À nos yeux, la prostitution est d’abord un acte sexuel imposé par la contrainte financière. Des hommes n’ont pas de scrupules à exploiter la précarité et la vulnérabilité de femmes, d’hommes, d’enfants ou de personnes transsexuelles pour leur imposer un acte sexuel par l’argent. Nul ne peut ignorer que ce sont les plus vulnérables qui finissent sur les trottoirs. Et dans tous les pays : en Inde, les femmes des plus basses castes sont surreprésentées dans la prostitution ; au Canada, ce sont les femmes autochtones amérindiennes ; et en Europe de l’Ouest, les femmes migrantes, les minorités ethniques ou les groupes discriminés.
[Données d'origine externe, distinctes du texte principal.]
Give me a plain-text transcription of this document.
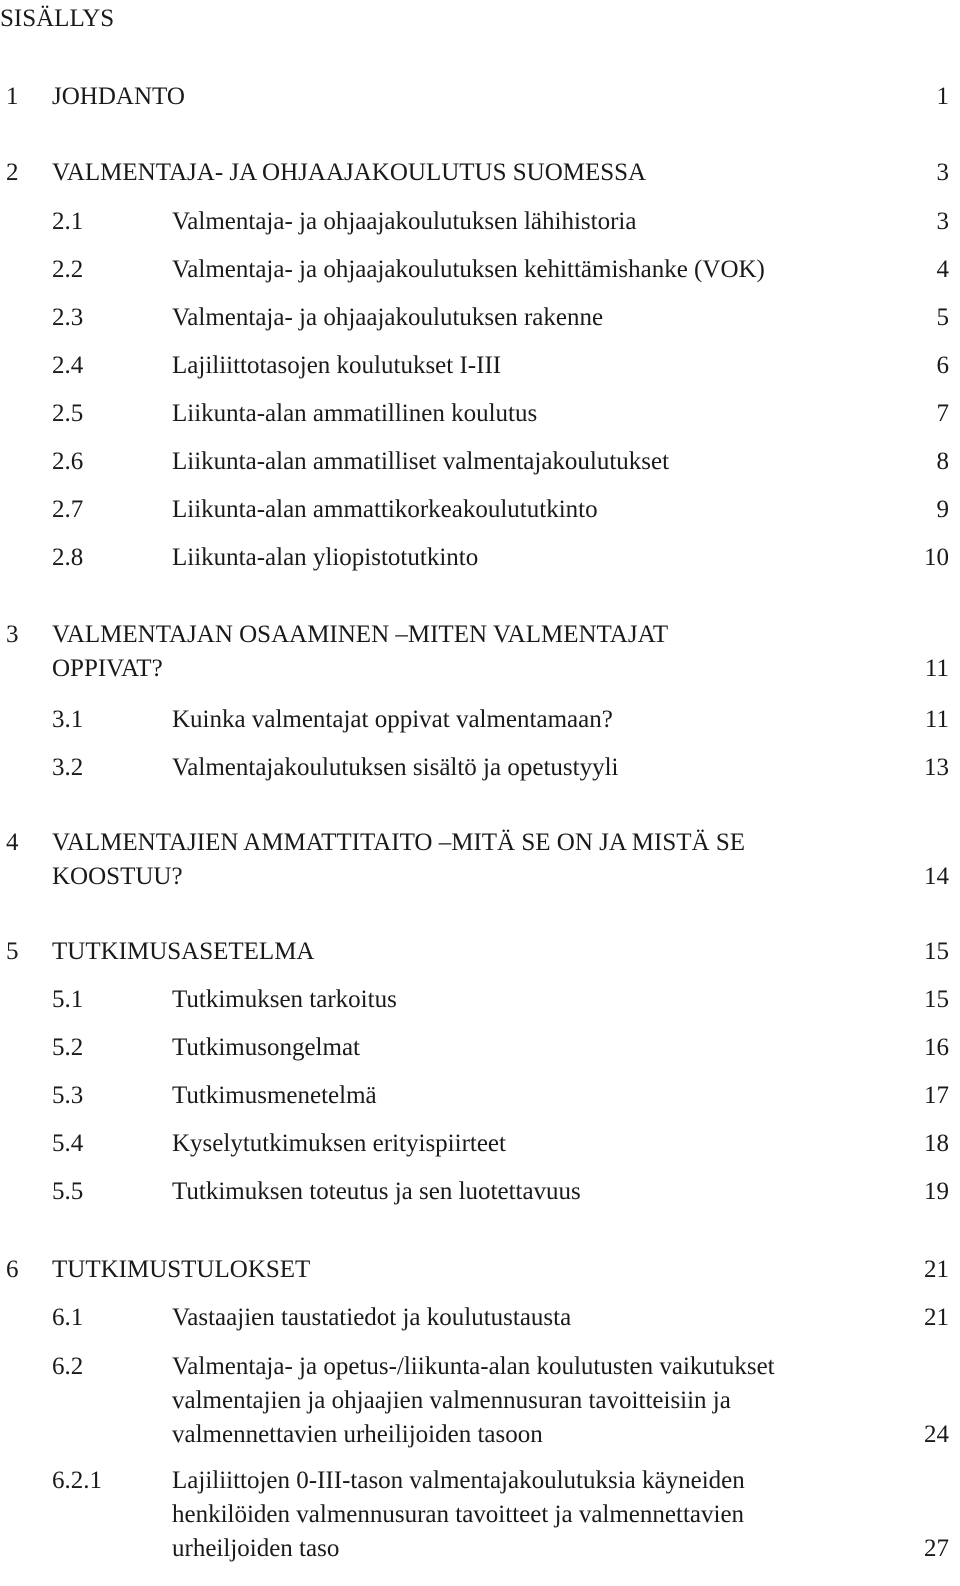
SISÄLLYS
1 JOHDANTO	1
2 VALMENTAJA- JA OHJAAJAKOULUTUS SUOMESSA	3
2.1	Valmentaja- ja ohjaajakoulutuksen lähihistoria	3
2.2	Valmentaja- ja ohjaajakoulutuksen kehittämishanke (VOK)	4
2.3	Valmentaja- ja ohjaajakoulutuksen rakenne	5
2.4	Lajiliittotasojen koulutukset I-III	6
2.5	Liikunta-alan ammatillinen koulutus	7
2.6	Liikunta-alan ammatilliset valmentajakoulutukset	8
2.7	Liikunta-alan ammattikorkeakoulututkinto	9
2.8	Liikunta-alan yliopistotutkinto	10
3 VALMENTAJAN OSAAMINEN –MITEN VALMENTAJAT
OPPIVAT?	11
3.1	Kuinka valmentajat oppivat valmentamaan?	11
3.2	Valmentajakoulutuksen sisältö ja opetustyyli	13
4 VALMENTAJIEN AMMATTITAITO –MITÄ SE ON JA MISTÄ SE
KOOSTUU?	14
5 TUTKIMUSASETELMA	15
5.1	Tutkimuksen tarkoitus	15
5.2	Tutkimusongelmat	16
5.3	Tutkimusmenetelmä	17
5.4	Kyselytutkimuksen erityispiirteet	18
5.5	Tutkimuksen toteutus ja sen luotettavuus	19
6 TUTKIMUSTULOKSET	21
6.1	Vastaajien taustatiedot ja koulutustausta	21
6.2	Valmentaja- ja opetus-/liikunta-alan koulutusten vaikutukset
valmentajien ja ohjaajien valmennusuran tavoitteisiin ja
valmennettavien urheilijoiden tasoon	24
6.2.1	Lajiliittojen 0-III-tason valmentajakoulutuksia käyneiden
henkilöiden valmennusuran tavoitteet ja valmennettavien
urheiljoiden taso	27
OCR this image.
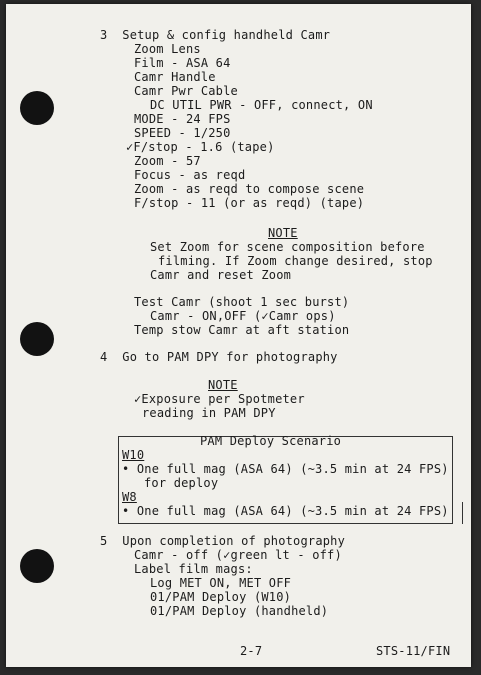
3  Setup & config handheld Camr
Zoom Lens
Film - ASA 64
Camr Handle
Camr Pwr Cable
DC UTIL PWR - OFF, connect, ON
MODE - 24 FPS
SPEED - 1/250
✓F/stop - 1.6 (tape)
Zoom - 57
Focus - as reqd
Zoom - as reqd to compose scene
F/stop - 11 (or as reqd) (tape)
NOTE
Set Zoom for scene composition before
filming. If Zoom change desired, stop
Camr and reset Zoom
Test Camr (shoot 1 sec burst)
Camr - ON,OFF (✓Camr ops)
Temp stow Camr at aft station
4  Go to PAM DPY for photography
NOTE
✓Exposure per Spotmeter
reading in PAM DPY
PAM Deploy Scenario
W10
• One full mag (ASA 64) (~3.5 min at 24 FPS)
for deploy
W8
• One full mag (ASA 64) (~3.5 min at 24 FPS)
5  Upon completion of photography
Camr - off (✓green lt - off)
Label film mags:
Log MET ON, MET OFF
01/PAM Deploy (W10)
01/PAM Deploy (handheld)
2-7	STS-11/FIN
Un grand nombre de femmes bulgares sont prostituées en Europe de l’Ouest et, selon le Conseil de l’Europe, 80 % d’entre elles appartiennent à la minorité turcophone et à la minorité rom. En France, en 1937, la traite des êtres humains touchait notamment des femmes bretonnes qui étaient amenées à Paris. En 2013, les femmes exploitées sont issues de pays moins développés, en particulier de groupes déjà discriminés dans ces pays.

Ainsi, la prostitution est une violence et un obstacle à l’égalité.

Comme Geneviève Duché l’a souligné, la violence commence malheureusement bien avant la prostitution. Les violences sexuelles ou psychologiques portent une telle atteinte à l’intégrité de la personne, dégradent tant l’image que l’on a de soi qu’elles peuvent amener à l’acte prostitutionnel. Les violences ont lieu pendant la prostitution car, chacun le sait, la prostitution est un univers violent. Les violences ont lieu aussi après la prostitution parce que les stigmates perdurent et font parfois obstacle à la réinsertion. La violence, enfin, est faite d’actes sexuels répétés et sans désir. La prostitution traduit toujours un rapport inégalitaire entre une personne qui de l’argent et une autre qui en a besoin. La première a le pouvoir, la seconde fait ce qu’elle peut pour vivre ou survivre.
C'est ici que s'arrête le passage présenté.